2018年07月31日

人脈力:田中角栄

天才 (幻冬舎文庫)
石原 慎太郎
幻冬舎
2018-01-24


成毛氏の総括は、「『俺』の一人称でしか描けない、男が惚れる胆力」。「『俺』の一人称」というのは、『天才』が一人称で書かれているから。

読んでみると、なるほど、「天才」なのだと思う。男女ともに、そして、大蔵省のエリート官僚から新潟の無学の選挙民まで幅広い支持を集めた。その魅力の秘密は、田中自身が「無類の人間好き」であったところからくる。人はまず、自分に興味を持ってくれる人が好きだ。

伝説になっている大蔵大臣着任時の「官僚の中の官僚」と言われた大蔵官僚を前にした就任演説。これを言われたらエリートたちは感動する。

私が田中角栄だ。小学校高等科卒業である。諸君は日本中の秀才代表であり、財政金融の専門家ぞろいだ。かくゆう小生は素人だが、トゲのある門松は、諸君よりいささか多くくぐってきている。いささか仕事のコツは心得ているつもりである。私はできることはやる、できないことは約束しない。

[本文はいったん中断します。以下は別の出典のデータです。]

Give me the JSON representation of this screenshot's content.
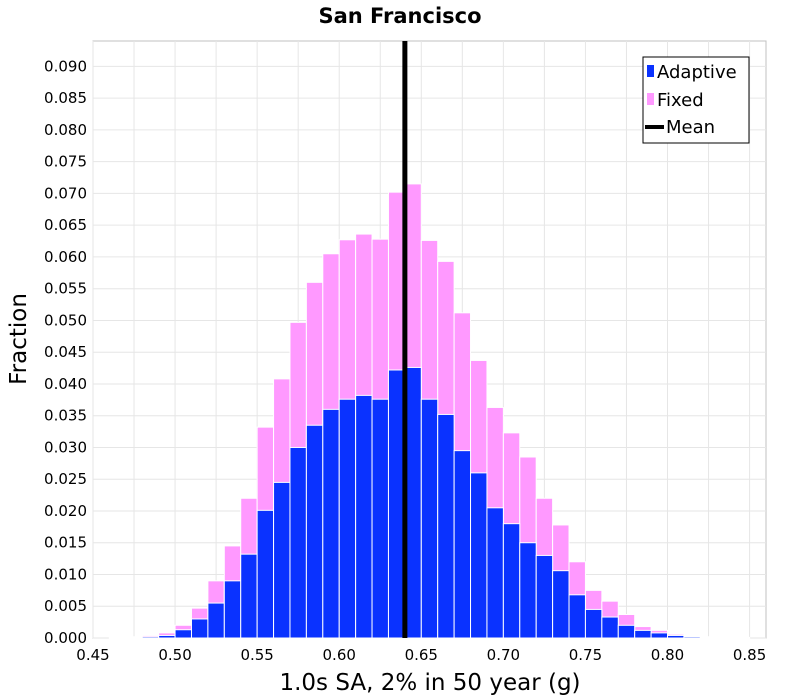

これから一緒に国家のために仕事をしていくことになるが、お互いが信頼し合うことが大切である。従って今日ただ今から大臣室の扉はいつでも開けておく。事務次官ばかりでなく、今年入省した若手諸君も、誰でも我と思わんものはなんでも言ってきてくれ。上司の許可を取る必要はない。思い切り仕事をしてくれ。しかし責任のすべてはワシが背負う。以上。」

127:選挙が好きな政治家
選挙を人と出会う場と考えている。選挙を勝ち負けで考えていない。負けてもそれを残念と思わない。

128:情の人
初恋の人が離婚。「俺の秘書にならないか」

131:誰に対してもリベラル
学歴がないという出目を利用はしていたが、決して反知性主義ではない。